Prune Callback

Use the pruner in fastai Callback system

Let’s try our PruneCallback on the Pets dataset

path = untar_data(URLs.PETS)
files = get_image_files(path/"images")

def label_func(f): return f[0].isupper()

dls = ImageDataLoaders.from_name_func(path, files, label_func, item_tfms=Resize(64))

We’ll train a vanilla ResNet18 for 5 epochs to have an idea of the expected performance

learn = vision_learner(dls, resnet18, metrics=accuracy)
learn.unfreeze()
learn.fit_one_cycle(5)
epoch train_loss valid_loss accuracy time
0 0.653510 0.805452 0.831529 00:08
1 0.373264 0.246071 0.901894 00:03
2 0.226383 0.212931 0.912043 00:03
3 0.118254 0.186566 0.920162 00:03
4 0.067994 0.185255 0.924899 00:03
base_macs, base_params = tp.utils.count_ops_and_params(learn.model, torch.randn(1,3,224,224).to(default_device()))

Let’s now try adding to remove some filters in our model

learn = vision_learner(dls, resnet18, metrics=accuracy)
learn.unfreeze()

We’ll set the sparsity to 50 (i.e. remove 50% of filters), the context to global (i.e. we remove filters from anywhere in the network), the criteria to large_final (i.e. keep the highest value filters and the schedule to one_cycle (i.e. follow the One-Cycle schedule to remove filters along training).

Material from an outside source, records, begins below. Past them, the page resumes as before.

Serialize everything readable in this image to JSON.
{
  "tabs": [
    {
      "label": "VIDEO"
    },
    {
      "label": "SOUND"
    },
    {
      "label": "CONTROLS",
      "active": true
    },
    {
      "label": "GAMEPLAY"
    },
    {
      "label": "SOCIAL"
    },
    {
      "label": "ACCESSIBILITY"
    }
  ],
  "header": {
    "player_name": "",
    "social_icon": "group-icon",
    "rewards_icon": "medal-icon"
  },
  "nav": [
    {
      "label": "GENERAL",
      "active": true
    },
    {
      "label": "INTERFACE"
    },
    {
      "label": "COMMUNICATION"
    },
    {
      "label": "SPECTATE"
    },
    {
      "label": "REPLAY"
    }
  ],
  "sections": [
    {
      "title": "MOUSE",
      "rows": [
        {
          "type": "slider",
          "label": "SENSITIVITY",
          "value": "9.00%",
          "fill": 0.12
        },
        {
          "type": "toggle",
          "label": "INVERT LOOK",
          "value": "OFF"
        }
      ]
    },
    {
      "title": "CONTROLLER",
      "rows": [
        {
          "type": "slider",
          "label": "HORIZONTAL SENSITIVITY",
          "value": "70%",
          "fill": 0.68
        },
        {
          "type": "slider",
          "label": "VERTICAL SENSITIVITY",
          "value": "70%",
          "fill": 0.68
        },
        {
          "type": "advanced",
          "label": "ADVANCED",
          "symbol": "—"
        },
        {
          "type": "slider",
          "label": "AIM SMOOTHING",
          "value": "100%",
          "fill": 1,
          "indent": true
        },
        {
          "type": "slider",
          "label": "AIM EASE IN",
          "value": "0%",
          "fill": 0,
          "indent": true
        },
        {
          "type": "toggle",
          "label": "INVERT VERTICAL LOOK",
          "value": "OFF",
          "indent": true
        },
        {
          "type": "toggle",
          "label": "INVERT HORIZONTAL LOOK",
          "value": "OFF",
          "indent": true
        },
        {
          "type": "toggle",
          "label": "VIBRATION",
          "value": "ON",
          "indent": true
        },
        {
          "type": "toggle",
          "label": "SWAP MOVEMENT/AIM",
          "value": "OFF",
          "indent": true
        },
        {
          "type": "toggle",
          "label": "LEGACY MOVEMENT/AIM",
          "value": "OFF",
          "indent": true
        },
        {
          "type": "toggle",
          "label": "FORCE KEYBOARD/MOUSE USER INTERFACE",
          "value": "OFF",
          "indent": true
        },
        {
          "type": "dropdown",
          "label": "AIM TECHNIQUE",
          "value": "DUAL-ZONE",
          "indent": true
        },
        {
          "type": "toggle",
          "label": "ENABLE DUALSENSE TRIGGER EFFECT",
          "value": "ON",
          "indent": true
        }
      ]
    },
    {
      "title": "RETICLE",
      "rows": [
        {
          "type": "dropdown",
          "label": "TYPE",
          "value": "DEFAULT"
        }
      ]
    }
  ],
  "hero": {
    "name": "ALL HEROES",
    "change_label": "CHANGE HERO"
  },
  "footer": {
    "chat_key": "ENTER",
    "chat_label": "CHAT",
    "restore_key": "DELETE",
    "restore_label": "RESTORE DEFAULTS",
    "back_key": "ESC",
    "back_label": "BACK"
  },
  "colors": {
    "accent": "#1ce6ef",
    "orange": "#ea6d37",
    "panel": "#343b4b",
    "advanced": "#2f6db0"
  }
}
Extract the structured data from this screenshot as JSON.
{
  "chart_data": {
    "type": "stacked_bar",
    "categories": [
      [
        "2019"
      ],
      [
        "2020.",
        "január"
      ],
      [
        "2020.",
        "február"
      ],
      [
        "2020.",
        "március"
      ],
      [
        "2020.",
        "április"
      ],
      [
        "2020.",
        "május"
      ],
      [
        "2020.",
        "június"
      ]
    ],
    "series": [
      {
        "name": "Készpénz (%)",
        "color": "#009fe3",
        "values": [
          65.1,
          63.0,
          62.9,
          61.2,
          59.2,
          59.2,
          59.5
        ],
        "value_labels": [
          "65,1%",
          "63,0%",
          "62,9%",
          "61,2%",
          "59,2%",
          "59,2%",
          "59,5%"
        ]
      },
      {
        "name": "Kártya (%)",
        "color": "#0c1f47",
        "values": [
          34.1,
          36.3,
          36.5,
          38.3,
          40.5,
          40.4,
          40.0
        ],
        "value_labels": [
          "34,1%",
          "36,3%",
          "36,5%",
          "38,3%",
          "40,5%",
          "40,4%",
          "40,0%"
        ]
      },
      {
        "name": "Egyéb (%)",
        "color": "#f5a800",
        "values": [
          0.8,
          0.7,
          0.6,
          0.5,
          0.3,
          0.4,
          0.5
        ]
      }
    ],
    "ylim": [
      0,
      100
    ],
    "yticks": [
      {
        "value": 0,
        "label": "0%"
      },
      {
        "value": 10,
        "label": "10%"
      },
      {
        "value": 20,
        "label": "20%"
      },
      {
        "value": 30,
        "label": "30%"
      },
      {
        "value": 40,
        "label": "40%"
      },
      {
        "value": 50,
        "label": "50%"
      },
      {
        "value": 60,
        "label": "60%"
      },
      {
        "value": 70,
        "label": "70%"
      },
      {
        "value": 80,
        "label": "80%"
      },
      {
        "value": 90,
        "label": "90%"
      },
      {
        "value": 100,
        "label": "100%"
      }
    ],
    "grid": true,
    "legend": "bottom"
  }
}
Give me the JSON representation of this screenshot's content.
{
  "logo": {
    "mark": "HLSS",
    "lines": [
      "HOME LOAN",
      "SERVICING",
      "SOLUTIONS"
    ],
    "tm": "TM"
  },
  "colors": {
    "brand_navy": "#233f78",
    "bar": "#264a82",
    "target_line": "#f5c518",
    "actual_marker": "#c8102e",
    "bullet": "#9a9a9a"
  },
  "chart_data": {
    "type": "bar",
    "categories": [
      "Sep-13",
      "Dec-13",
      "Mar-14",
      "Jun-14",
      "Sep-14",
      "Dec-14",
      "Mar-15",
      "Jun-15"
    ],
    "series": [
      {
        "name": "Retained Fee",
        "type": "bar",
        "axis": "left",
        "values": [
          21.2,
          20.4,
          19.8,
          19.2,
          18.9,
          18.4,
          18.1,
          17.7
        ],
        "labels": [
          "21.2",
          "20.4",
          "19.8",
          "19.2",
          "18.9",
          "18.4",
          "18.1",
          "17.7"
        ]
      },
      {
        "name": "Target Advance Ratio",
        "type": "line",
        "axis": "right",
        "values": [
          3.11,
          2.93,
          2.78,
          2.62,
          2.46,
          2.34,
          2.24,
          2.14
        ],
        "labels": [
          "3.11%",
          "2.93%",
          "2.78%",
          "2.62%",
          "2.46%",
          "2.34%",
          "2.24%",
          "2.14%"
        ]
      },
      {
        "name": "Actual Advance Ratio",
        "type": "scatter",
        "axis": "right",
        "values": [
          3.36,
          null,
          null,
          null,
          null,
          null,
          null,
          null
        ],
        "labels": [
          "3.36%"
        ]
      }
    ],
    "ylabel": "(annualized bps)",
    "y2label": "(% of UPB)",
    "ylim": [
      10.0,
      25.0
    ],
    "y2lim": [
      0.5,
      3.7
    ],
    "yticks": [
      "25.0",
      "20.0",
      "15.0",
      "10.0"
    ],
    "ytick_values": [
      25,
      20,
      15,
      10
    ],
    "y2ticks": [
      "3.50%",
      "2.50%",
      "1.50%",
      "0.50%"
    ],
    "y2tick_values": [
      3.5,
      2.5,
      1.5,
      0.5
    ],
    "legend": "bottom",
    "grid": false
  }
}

pr_cb = PruneCallback(sparsity=45, context='global', criteria=large_final, schedule=one_cycle, layer_type=[nn.Conv2d])
learn.fit_one_cycle(10, cbs=pr_cb)
Pruning until a sparsity of [45]%
Sparsity at the end of epoch 0: [0.45]%
Sparsity at the end of epoch 1: [1.76]%
Sparsity at the end of epoch 2: [6.39]%
Sparsity at the end of epoch 3: [18.07]%
Sparsity at the end of epoch 4: [32.91]%
Sparsity at the end of epoch 5: [41.27]%
Sparsity at the end of epoch 6: [44.03]%
Sparsity at the end of epoch 7: [44.77]%
Sparsity at the end of epoch 8: [44.95]%
Sparsity at the end of epoch 9: [45.0]%
Final Sparsity: [45.0]%
epoch train_loss valid_loss accuracy time
0 0.923606 0.602696 0.727334 00:04
1 0.524770 0.355539 0.857239 00:05
2 0.352097 0.269183 0.890392 00:05
3 0.270549 0.325706 0.890392 00:05
4 0.205549 0.192651 0.920162 00:06
5 0.155798 0.221400 0.908660 00:05
6 0.137832 0.197844 0.907984 00:05
7 0.109144 0.196927 0.924222 00:05
8 0.085867 0.183181 0.933694 00:05
9 0.084885 0.186639 0.927605 00:05
pruned_macs, pruned_params = tp.utils.count_ops_and_params(learn.model, torch.randn(1,3,224,224).to(default_device()))

We observe that our network has lost 2.5% of accuracy. But how much parameters have we removed and how much compute does that save ?

print(f'The pruned model has {pruned_macs/base_macs:.2f} the compute of original model')
The pruned model has 0.75 the compute of original model
print(f'The pruned model has {pruned_params/base_params:.2f} the parameters of original model')
The pruned model has 0.26 the parameters of original model

So at the price of a slight decrease in accuracy, we now have a model that is 5x smaller and requires 1.5x fewer compute.